When Storer arrived in France, the Australians were occupying positions near the town of Armentières on the Franco-Belgian border. They patrolled no man’s land at night and frequently raided the German trenches. In mid-July, troops of the 45th Battalion moved south to the Somme and participated in the bloody fighting at Pozières. They fought their first major action on 7 August when German troops counter-attacked near a position known as the Windmill.

When the battalion was relieved, Storer was promoted to lieutenant. When the 4th Division was sent to rest in Belgium several weeks later,
he was transferred to the 12th Light Trench Mortar Battery – where he most likely became a battery commander for two 3-inch Stokes mortars and their crews. In this capacity, Storer and the men under his command would have dropped mortar rounds on the German positions, dealing with observation posts, sniper loopholes, machine-gun nests, and cutting wire for Australian trench raids.

The 4th Division returned to the Somme in November 1916, and took up positions in the Flers-Gueudecourt sector, holding them during the coldest European winter in 40 years. The fighting had almost come to a standstill, but the troops were still subjected to bombardments from artillery and trench mortars.

In February 1917, as the snow began to melt and the ground hardened, raids were conducted to sure up positions before fighting resumed. One of these was the 4th Division’s attack on a position known as Stormy Trench. The 12th Light Trench Mortar Battery supported the 45th Battalion in its attack on Stormy Trench on 21 February 1917. Forced back by stubborn German resistance and then subjected to a bombardment that inflicted a heavy toll, when the fighting was done William Storer could not be accounted for.

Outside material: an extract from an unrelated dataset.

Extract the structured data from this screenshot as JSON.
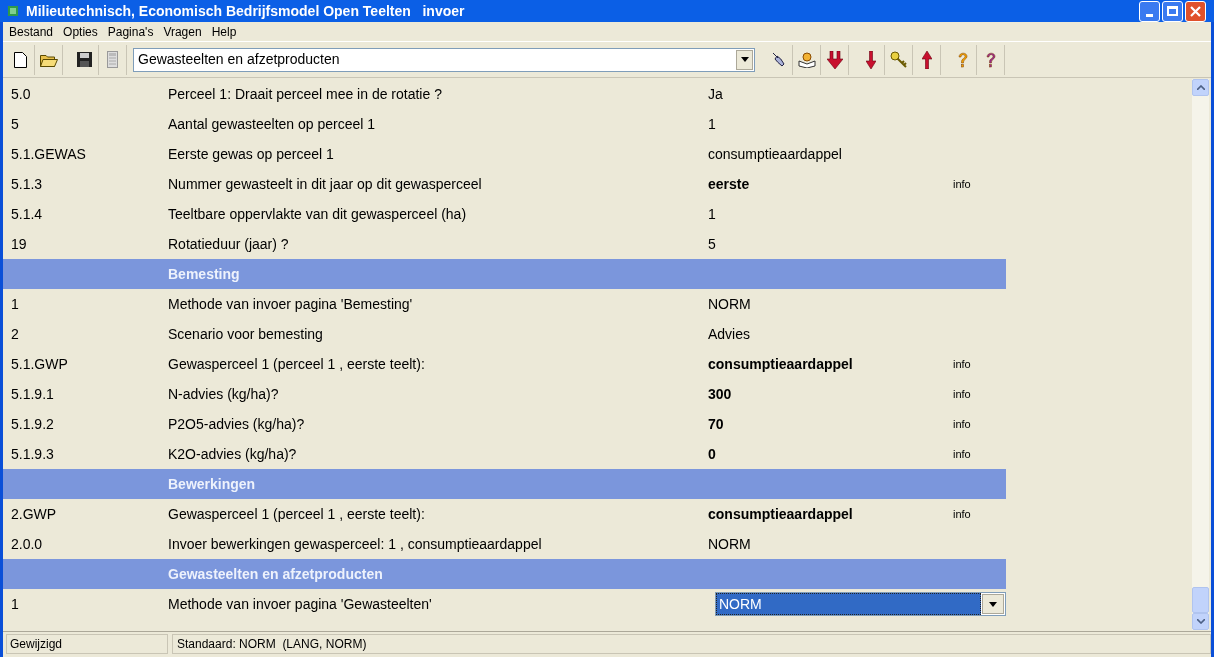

It is believed he was among those killed by the devastating bombardment.

Aged 24 at the time of his death, Storer was given a battlefield burial and was later reinterred at the Bancourt British Cemetery. Devastated by the loss of their brother, William’s siblings inserted the following epitaph in the newspaper:
Somewhere in France they have laid him,
A soldier so young and brave;
Far from the land of wattle,
He sleeps in a hero’s grave.

Sadly, this was not the only loss endured by the Storer family during the war years. William’s younger brother, Jack, was killed fighting in the last Australian action of the war at Montbrehain in October 1918.
William Storer is listed on the Roll of Honour on my right, among almost 62,000 Australians who died while serving in the First World War. His photograph is displayed beside the Pool of Reflection.

This is but one of the many stories of service and sacrifice told here at the Australian War Memorial. We now remember Lieutenant William Storer, who gave his life for us, for our freedoms, and in the hope of a better world.